Manufacturing companies often work with complex products, many variants, and high demands for documentation, traceability, and data quality. Product data is not merely an operational necessity, but a strategic asset that connects development, production, sales, distribution, and aftermarket.
At Pico, we work with manufacturing companies where data must move consistently and in a controlled manner across systems, markets, and organisations – and where solutions must be able to grow and adapt over time.
Why is product data particularly complex in manufacturing?
In manufacturing companies, product data emerges early in the value chain and is continuously enriched. Data is used in many contexts simultaneously, including planning, production, quality assurance, sales, and documentation.
The complexity is often the result of a combination of:
Many product variants and configurations
Different requirements per market and customer
Technical specifications, tolerances, and material data
Documentation requirements, certifications, and compliance
Interaction between ERP, PLM, PIM, commerce, and external channels
Without a clear structure and governance, product data risks becoming inconsistent, outdated, or difficult to reuse across the business.
How does Pico work with manufacturing companies?
Pico starts from product data as a shared, business-critical foundation. The work begins with understanding the company's products, processes, and organisational reality – not just the system landscape.
We work systematically with:
Data modelling that reflects products, variants, and relationships
Clear ownership for the creation, maintenance, and quality of data
Alignment between technical data, commercial data, and documentation
Integration between core systems such as ERP, PIM, PLM, and commerce
Scalable structures that can handle new markets, channels, and requirements
The focus is on creating a robust setup where product data can be reused consistently – without locking the company into rigid structures.
PIM as a central hub
For many manufacturing companies, PIM serves as the unifying layer for product information. Here, data is structured and enriched so it can be used correctly in different contexts.
PIM is used, among other things, for:
Consolidating product data from multiple source systems
Managing variants, attributes, and classifications
Adapting data to markets, languages, and channels
Supporting documentation, data sheets, and technical descriptions
Ensuring consistency across digital and physical touchpoints
At Pico, PIM is not seen as an isolated system, but as part of a larger data ecosystem.
The connection between business, data, and technology
Manufacturing companies are often characterised by long lifespans for both products and systems.

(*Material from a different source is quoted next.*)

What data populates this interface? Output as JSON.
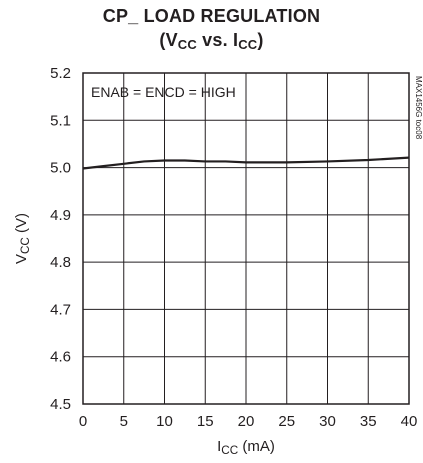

It is therefore essential that solutions are designed with respect for existing processes – while also creating room for development.
Pico works at the intersection of:
Business needs and operational processes
Data quality, structure, and governance
Technology platforms and integrations
This approach makes it possible to establish solutions that not only solve a current problem, but also support future needs.
What value does this create for manufacturing companies?
When product data is structured, consistent, and accessible, manufacturing companies achieve a range of long-term benefits.
This can mean, among other things:
Less manual work and fewer errors
Faster time‑to‑market for new products and variants
A better foundation for documentation and compliance
Greater transparency across the organisation
The ability to scale the business without a corresponding increase in data complexity
The value does not arise in the systems alone, but in the interplay between people, processes, and technology.
Typical connections to other areas at Pico
Work with manufacturing companies is often closely linked to several of Pico's other areas of expertise.
This includes, among other things:
Integration between PIM, ERP, and commerce
Data governance and organisational anchoring
Support for documentation and sustainability data
Preparation of product data for use in automation and AI‑based solutions
These connections are handled as parts of one cohesive whole, rather than as isolated initiatives.